Fussilet Suresin'de 11 Eylül'e işaret eden ayetler.

2013-12-07 34

ADNAN OKTAR: Fussilet Suresi, 10. Ayet, şeytandan Allah’a sığınırım; “Orda (yerde) onun üstünde sarsılmaz dağlar var etti.” Dağlar, büyük binalar, büyük gökdelenler; sarsılmaz. Hepsini Allah yaratıyor. Sırf dağlara bakmıyor. Dağlar demek; yüksek olan, taştan, betondan olan her şey, topraktan olan her şey. “Sarsılmaz,” özellikle gökdelenler. “Onda bereketler yarattı.” Ticaret, imkanlar, ziraat, hayvancılık, hepsi… “İsteyip-arayanlar için eşit olmak üzere ordaki rızıkları dört günde takdir etti.” Dört gün. “Sonra” diyor Cenab-ı Allah, “duman halinde olan göğe yöneldi.” 11. ayet. “Böylece ona ve yere dedi ki: ‘İsteyerek veya istemeyerek gelin.’ İkisi de: ‘İsteyerek geldik’ dediler.” Ayetleri böyle ince ince incelersek, detay detay incelersek; ayetlerde bazı olaylar şifreli, kapalı işaretler olduğunu görüyoruz. 11. ayet, 11 Eylül; “Sonra, duman halinde olan göğe yöneldi;” Her yer duman, değil mi? İkiz kulelerin çöküşünde akıl almaz bir duman bulutu ve toz bulutu her yeri kapladı ama çok müthiş bir toz ve duman.
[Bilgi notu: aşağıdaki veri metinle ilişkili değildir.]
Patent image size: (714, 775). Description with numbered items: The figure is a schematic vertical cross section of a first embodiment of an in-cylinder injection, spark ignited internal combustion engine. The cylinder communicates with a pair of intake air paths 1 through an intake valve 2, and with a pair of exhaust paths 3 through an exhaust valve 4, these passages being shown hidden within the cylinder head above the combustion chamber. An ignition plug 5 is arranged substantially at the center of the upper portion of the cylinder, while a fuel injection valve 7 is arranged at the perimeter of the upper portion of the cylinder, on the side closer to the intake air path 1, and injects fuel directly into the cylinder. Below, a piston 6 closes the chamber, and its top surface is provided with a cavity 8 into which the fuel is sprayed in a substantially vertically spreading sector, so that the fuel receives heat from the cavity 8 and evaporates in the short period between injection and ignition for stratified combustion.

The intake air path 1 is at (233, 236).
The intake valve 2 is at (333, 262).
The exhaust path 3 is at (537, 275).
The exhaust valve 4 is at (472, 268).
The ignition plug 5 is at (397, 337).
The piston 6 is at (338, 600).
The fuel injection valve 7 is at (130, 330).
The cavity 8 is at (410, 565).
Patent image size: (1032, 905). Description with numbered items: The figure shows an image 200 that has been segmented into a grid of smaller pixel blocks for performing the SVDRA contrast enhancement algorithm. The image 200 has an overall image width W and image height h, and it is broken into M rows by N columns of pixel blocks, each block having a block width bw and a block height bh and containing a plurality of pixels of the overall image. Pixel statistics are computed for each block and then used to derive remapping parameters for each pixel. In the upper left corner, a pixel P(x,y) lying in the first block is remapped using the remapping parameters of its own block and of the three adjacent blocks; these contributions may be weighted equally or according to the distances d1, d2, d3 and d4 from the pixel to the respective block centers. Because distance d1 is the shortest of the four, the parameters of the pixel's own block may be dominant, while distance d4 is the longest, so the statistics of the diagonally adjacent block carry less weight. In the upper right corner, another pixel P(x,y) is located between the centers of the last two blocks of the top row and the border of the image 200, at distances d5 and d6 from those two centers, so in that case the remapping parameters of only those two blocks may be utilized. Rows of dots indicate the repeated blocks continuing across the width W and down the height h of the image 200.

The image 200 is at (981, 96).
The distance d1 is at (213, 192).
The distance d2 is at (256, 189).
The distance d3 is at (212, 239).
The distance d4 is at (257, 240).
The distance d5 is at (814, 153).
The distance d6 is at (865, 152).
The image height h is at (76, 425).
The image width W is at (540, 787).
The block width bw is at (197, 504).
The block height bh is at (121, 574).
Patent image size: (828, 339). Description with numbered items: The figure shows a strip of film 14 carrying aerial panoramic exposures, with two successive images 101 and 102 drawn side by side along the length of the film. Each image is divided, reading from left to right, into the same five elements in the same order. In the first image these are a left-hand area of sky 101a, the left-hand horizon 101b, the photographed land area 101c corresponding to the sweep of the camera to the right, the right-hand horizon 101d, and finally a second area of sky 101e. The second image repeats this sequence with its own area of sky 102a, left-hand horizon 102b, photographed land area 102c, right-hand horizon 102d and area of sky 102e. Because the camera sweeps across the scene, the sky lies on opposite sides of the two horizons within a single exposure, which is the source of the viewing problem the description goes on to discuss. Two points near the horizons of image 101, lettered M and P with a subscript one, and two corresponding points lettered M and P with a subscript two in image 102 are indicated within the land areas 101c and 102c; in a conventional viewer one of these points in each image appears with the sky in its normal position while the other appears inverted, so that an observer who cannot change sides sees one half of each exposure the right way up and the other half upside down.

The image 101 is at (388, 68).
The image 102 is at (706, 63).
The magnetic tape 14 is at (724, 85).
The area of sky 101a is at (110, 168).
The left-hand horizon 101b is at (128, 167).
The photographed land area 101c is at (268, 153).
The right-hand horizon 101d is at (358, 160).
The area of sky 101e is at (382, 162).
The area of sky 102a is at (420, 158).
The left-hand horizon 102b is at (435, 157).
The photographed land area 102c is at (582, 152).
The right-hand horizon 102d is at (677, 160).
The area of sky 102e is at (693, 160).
Bak, ayette diyor ki; “Böylece ona ve yere dedi ki: ‘İsteyerek veya istemeyerek gelin.’ İkisi de:” iki kule de, “‘İsteyerek itaat ederek geldik’ dediler.” Nereye? Yere. Allah, “gelin” dedi mi, kulelerin ikisi de aşağı indi. Allah’ın emrine uydular. İkisi de bir dağdı, kum gibi eridiler. “O gün dağların kum gibi eridiğini görürsün” diyor ayette, değil mi? Orada da iki bina mucizedir, o iki binanın erimesi. Koskoca gökdelen. Görülmüş bir şey değil. İlk defa oluyor bu. Hiç görülmüş bir şey değildir bu. Yani o tarzda bir bina erimesi, gökdelen erimesi hiç olmadı, ilk defa oluyor. “Sonra duman halinde olan göğe yöneldi.” 11 Eylül. 11. ayet. “Böylece ona ve yere dedi ki: ‘isteyerek veya istemeyerek gelin.’ İkisi de:” iki kulenin ikisi de, “‘isteyerek geldik’ dediler.” Yere geliyorlar. Bu anlattığım işari manası, zahir anlamın dışında. Ayetin gelişi de zaten ona yönelik.